You’re probably not going to be too happy when you want to head out for your first dive of the season and you take your tank to the dive shop for an air fill and find its out of test. No dive shop will fill a scuba cylinder out of test. Check your cylinder and ensure it is still in test before wanting to dive in this season.
Ozaquatec Scuba Service Centre is a full accredited SAI Global Hydrostatic Cylinder test station complying with Australian standards AS2030 and AS2337. See Hydrostatic Testing
Just with doing checks on your other Scuba gear its always worthwhile to do your own external inspection of your cylinder. You should be looking for any damage such as gouges, dents or corrosion. To carry out this inspection thoroughly, the cylinder boot and mesh are removed. Check for any signs of problems and if you find some get the cylinder looked at immediately at a licensed cylinder testing station.
If you have a tank handle, make sure it’s secured properly.

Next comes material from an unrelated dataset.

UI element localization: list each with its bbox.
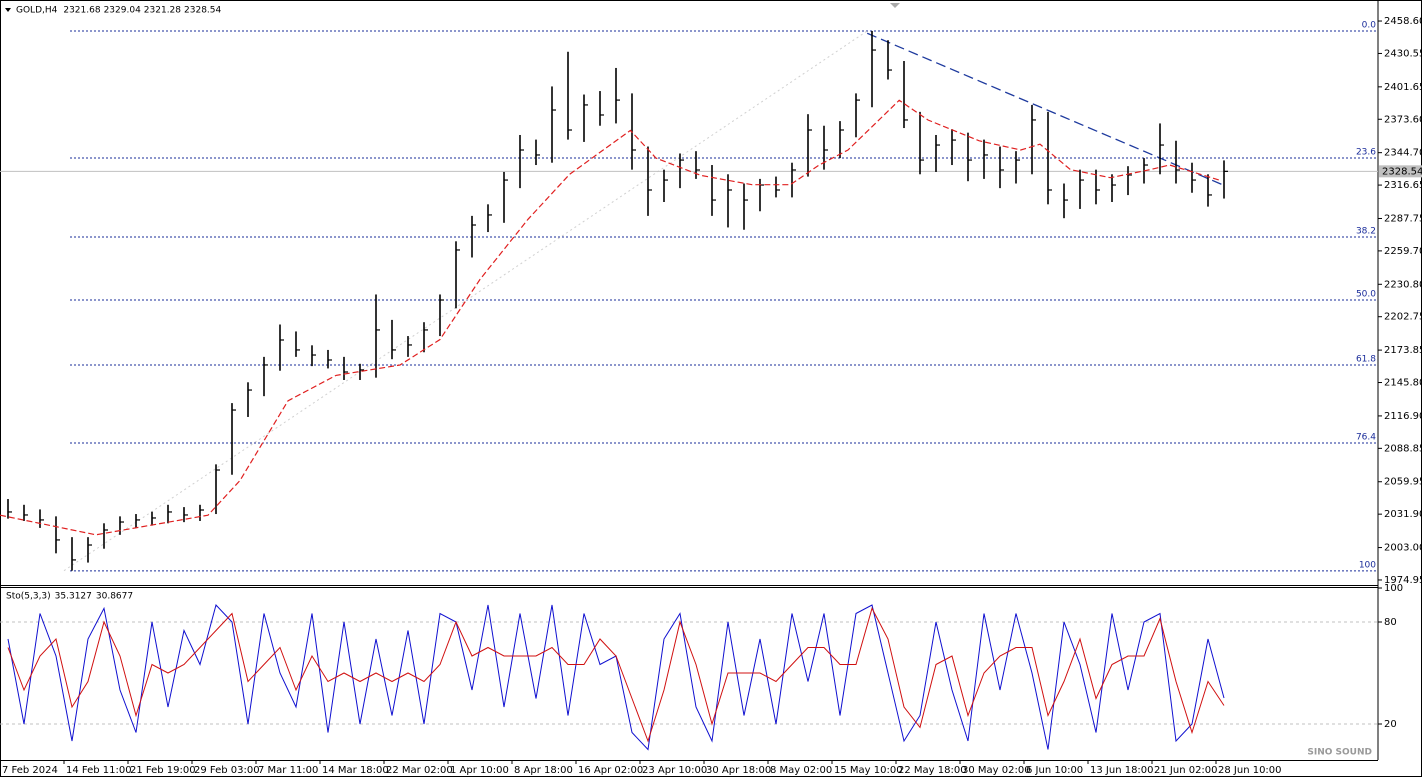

Now that covers all of your main gear but don’t forget about all your accessories…
Mask and Fin straps have a great knack of snapping just at the wrong time. Be sure to check them over, stretch them to look for any tears or splits. For your own sake make sure you carry at least one spare strap of each type you use in your emergency spares box!

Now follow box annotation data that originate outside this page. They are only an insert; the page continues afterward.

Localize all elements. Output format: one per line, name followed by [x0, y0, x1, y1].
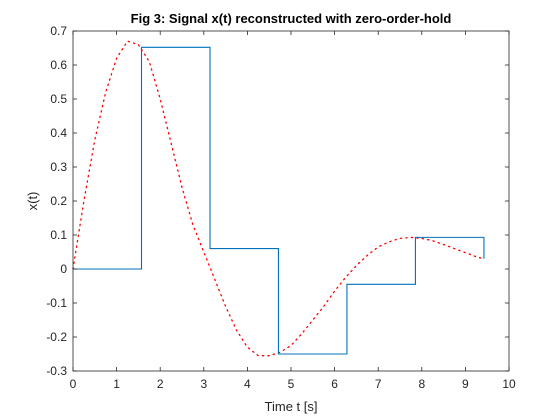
x-tick-label: 9	[462, 377, 469, 391]
series-layer	[72, 40, 485, 357]
y-tick-label: 0.2	[50, 194, 67, 208]
y-tick-label: 0.7	[50, 24, 67, 38]
x-tick-label: 6	[331, 377, 338, 391]
y-tick-label: 0.3	[50, 160, 67, 174]
x-axis-label: Time t [s]	[265, 399, 318, 414]
x-tick-label: 8	[418, 377, 425, 391]
x-tick-label: 0	[70, 377, 77, 391]
y-tick-label: 0.1	[50, 228, 67, 242]
y-tick-label: 0.5	[50, 92, 67, 106]
y-tick-label: -0.2	[46, 330, 67, 344]
chart-title: Fig 3: Signal x(t) reconstructed with ze…	[131, 11, 452, 26]
y-tick-label: 0.6	[50, 58, 67, 72]
y-tick-label: -0.3	[46, 364, 67, 378]
ticks: 0 1 2 3 4 5 6 7 8 9 10 -0.3 -0.2 -0.1 0 0.1 0.2 0.3 0.4 0.5…	[46, 24, 516, 391]
x-tick-label: 5	[288, 377, 295, 391]
x-tick-label: 2	[157, 377, 164, 391]
y-axis-label: x(t)	[25, 192, 40, 211]
y-tick-label: 0.4	[50, 126, 67, 140]
x-tick-label: 3	[200, 377, 207, 391]
x-tick-label: 4	[244, 377, 251, 391]
plot-area	[73, 31, 509, 371]
y-tick-label: -0.1	[46, 296, 67, 310]
x-tick-label: 10	[502, 377, 516, 391]
zoh-series-line	[73, 46, 485, 355]
y-tick-label: 0	[60, 262, 67, 276]
x-tick-label: 7	[375, 377, 382, 391]
x-tick-label: 1	[113, 377, 120, 391]
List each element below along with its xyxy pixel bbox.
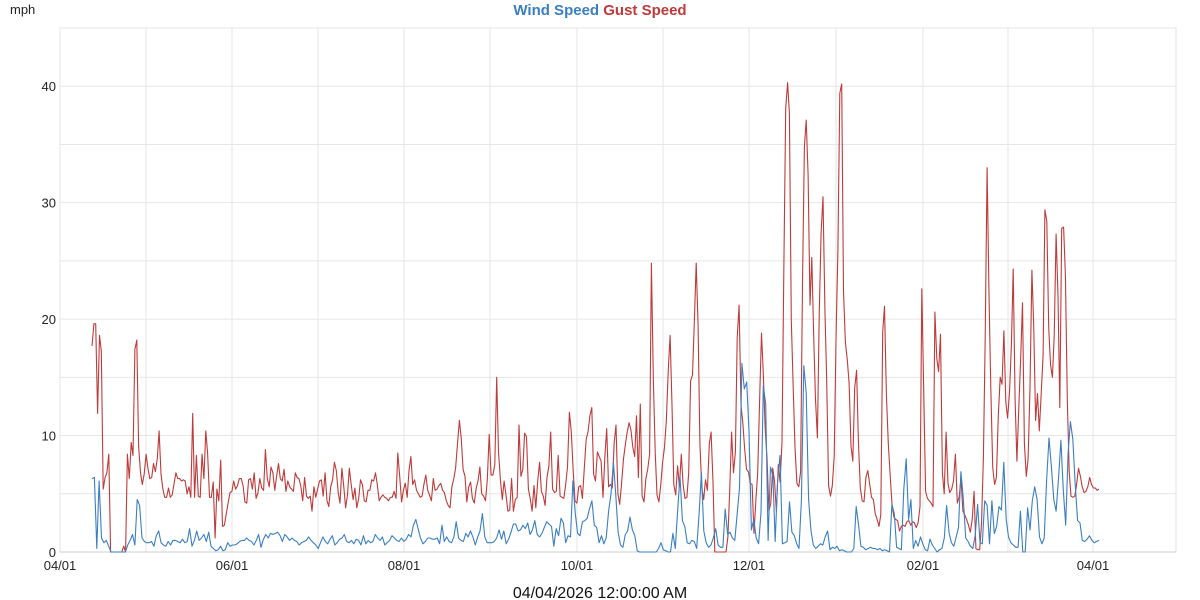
series-line-wind-speed	[91, 362, 1100, 553]
legend-gust-speed[interactable]: Gust Speed	[603, 2, 686, 19]
y-unit-label: mph	[10, 2, 35, 17]
y-tick-label: 10	[42, 429, 56, 444]
x-tick-label: 02/01	[907, 558, 940, 573]
series-lines	[91, 82, 1100, 553]
x-tick-label: 08/01	[388, 558, 421, 573]
y-tick-label: 20	[42, 312, 56, 327]
grid-lines	[59, 27, 1177, 553]
axes: 0 10 20 30 40 04/01 06/01 08/01 10/01 12/01 02/01 0…	[42, 79, 1176, 573]
x-tick-label: 04/01	[44, 558, 77, 573]
footer-date-label: 04/04/2026 12:00:00 AM	[513, 585, 687, 600]
x-tick-label: 12/01	[733, 558, 766, 573]
x-tick-label: 04/01	[1077, 558, 1110, 573]
x-tick-label: 10/01	[561, 558, 594, 573]
y-tick-label: 40	[42, 79, 56, 94]
legend: Wind Speed Gust Speed	[513, 2, 686, 19]
y-tick-label: 0	[49, 545, 56, 560]
series-line-gust-speed	[91, 82, 1100, 553]
legend-wind-speed[interactable]: Wind Speed	[513, 2, 599, 19]
y-tick-label: 30	[42, 196, 56, 211]
x-tick-label: 06/01	[216, 558, 249, 573]
plot-area-border	[59, 27, 1177, 553]
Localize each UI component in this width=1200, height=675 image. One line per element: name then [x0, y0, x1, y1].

Computers have had battery condition indicators for years now, but don’t forget that batteries are affected by temperature, so even though the indicator might say 50% whilst on the surface attached to your nice warm wrist, as it hits the water and cools down it could quite easily fail. Be safe, get it replaced (or do it yourself if it’s user changeable) before the battery level gets too low.
Items such as your torch shouldn’t be overlooked either. The O-ring that is preventing it from being flooded should be checked. Carefully remove the O-ring (don’t use sharp implements as you could nick or cut the o-ring). Give the O-ring a wash in some warm soapy water and dry it. Inspect the O-ring for any damage, and finally apply and a sparing amount of silicone grease.
The groove in which the O-ring sits should also be cleaned out and dried before re-inserting the o-ring.
This checklist and these steps should never replace proper servicing carried out by a trained and qualified service technician. Consider these steps as a check that everything is in good working order and a means of spotting potential problems before they become an real problem.